In return, America can offer diplomatic relations, the removal of some economic sanctions and a peace treaty to formally end the Korean War. (An armistice halted fighting in 1953 but the United States and South Korea technically remain at war with the North.)
Engaging with autocratic regimes like Mr. Kim’s poses moral hazards. But America did the same in the early 1970s in reaching out to Mao’s China, which led to vastly improved relations and gave both sides leverage against the Soviet Union. And the United States already works with regional autocracies, like its old foe Vietnam, to counter Chinese power.

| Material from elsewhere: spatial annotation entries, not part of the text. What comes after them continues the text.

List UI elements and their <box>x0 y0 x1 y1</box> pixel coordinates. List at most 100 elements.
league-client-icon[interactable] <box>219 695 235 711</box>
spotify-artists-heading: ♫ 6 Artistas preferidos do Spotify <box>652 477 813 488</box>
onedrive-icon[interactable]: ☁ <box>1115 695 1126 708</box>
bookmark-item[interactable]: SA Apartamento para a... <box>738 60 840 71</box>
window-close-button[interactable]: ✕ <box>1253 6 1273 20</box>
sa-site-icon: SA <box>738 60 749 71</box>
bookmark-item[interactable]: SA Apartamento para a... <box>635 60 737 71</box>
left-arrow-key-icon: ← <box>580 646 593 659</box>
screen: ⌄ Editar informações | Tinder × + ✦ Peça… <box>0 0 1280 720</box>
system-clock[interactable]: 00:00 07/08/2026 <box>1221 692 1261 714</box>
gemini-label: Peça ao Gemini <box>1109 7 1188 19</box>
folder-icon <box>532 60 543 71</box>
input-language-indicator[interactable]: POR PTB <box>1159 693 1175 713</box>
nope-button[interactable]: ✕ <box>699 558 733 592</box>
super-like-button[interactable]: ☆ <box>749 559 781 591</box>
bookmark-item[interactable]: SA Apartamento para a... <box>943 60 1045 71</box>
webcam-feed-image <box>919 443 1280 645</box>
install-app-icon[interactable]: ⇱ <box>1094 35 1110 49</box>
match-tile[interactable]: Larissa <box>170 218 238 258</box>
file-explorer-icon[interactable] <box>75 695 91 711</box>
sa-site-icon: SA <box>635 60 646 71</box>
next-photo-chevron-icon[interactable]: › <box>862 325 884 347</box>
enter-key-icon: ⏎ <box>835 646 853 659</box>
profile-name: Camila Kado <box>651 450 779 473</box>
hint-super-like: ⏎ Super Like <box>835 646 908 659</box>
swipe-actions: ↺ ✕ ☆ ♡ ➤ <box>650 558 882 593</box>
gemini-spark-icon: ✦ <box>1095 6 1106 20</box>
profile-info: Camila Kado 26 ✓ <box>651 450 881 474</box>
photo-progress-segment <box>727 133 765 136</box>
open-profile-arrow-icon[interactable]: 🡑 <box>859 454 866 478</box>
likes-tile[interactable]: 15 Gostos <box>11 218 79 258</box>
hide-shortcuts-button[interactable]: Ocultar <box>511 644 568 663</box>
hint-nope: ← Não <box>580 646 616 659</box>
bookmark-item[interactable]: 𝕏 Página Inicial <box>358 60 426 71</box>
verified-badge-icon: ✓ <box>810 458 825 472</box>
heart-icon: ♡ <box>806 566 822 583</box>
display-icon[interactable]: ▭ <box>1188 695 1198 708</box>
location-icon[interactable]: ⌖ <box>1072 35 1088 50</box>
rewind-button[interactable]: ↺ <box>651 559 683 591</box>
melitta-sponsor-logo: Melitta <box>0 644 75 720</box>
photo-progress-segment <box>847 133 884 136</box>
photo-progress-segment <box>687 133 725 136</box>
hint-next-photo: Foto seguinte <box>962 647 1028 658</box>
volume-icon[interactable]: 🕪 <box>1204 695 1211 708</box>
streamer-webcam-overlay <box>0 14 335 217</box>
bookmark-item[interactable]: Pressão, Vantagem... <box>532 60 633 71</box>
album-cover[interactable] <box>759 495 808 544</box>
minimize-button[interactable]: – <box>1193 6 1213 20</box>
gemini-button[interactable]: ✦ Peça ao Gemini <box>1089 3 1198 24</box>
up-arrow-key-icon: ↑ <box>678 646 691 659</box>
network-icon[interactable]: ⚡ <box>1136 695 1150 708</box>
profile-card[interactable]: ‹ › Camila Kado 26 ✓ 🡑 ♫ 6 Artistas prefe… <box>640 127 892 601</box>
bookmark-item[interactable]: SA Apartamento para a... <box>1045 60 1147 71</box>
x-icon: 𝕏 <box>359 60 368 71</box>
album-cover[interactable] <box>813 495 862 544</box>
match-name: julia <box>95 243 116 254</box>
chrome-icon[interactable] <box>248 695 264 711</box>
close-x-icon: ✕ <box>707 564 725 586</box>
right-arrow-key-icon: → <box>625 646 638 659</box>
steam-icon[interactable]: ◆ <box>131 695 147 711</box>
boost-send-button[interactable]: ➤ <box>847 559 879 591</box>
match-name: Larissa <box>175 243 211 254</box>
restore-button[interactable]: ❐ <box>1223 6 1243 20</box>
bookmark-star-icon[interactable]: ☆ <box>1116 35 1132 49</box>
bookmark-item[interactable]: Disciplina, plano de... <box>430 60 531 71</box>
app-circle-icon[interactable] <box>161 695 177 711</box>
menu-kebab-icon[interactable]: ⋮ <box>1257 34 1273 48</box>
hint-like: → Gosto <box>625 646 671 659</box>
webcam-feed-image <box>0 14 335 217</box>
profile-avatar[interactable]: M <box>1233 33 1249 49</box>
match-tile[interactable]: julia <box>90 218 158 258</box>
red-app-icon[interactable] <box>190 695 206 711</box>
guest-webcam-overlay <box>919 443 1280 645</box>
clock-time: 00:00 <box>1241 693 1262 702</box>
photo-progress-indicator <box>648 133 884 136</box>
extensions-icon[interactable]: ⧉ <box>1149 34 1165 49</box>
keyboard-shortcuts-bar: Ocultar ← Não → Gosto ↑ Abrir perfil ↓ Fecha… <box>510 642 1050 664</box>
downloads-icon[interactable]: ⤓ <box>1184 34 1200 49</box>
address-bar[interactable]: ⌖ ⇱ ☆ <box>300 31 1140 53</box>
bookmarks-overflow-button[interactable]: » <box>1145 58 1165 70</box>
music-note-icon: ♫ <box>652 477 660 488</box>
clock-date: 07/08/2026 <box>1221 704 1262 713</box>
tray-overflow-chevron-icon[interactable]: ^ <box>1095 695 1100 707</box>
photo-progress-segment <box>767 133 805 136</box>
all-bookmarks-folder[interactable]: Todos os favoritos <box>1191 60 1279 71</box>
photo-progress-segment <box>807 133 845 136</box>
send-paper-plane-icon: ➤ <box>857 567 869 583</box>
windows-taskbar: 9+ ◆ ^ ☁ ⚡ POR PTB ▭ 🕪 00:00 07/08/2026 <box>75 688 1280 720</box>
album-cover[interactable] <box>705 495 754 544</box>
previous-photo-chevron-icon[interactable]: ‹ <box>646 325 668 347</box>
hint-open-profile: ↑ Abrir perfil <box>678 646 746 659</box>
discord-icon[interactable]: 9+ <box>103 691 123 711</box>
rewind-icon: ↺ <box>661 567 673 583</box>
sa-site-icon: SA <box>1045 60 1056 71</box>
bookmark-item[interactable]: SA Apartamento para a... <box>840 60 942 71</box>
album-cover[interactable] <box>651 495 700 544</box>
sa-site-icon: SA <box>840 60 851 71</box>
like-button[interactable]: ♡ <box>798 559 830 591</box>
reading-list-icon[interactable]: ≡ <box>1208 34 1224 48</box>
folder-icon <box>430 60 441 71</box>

How well all of this would work with North Korea is anyone’s guess, given the regime’s tradition of rabid anti-Americanism, which has been central to the Kim family’s maintenance of its iron grip on power. Mr. Kim has repeatedly rebuffed overtures from the Biden administration. Even if he engages with Mr. Trump, the North’s leader is likely to be a problematic partner who will seek his own advantage above all to maximize his leverage. But that is not necessarily a bad thing. It at least weakens his dependence on China and Russia and pokes a hole in the authoritarian coalition.
Challenging times call for bold moves. And if Mr. Trump can tap once again into his personal connection with Mr. Kim, it could lead to an outcome that eases North Korean insecurities, creates better regional stability and undermines America’s nascent coalition of adversaries.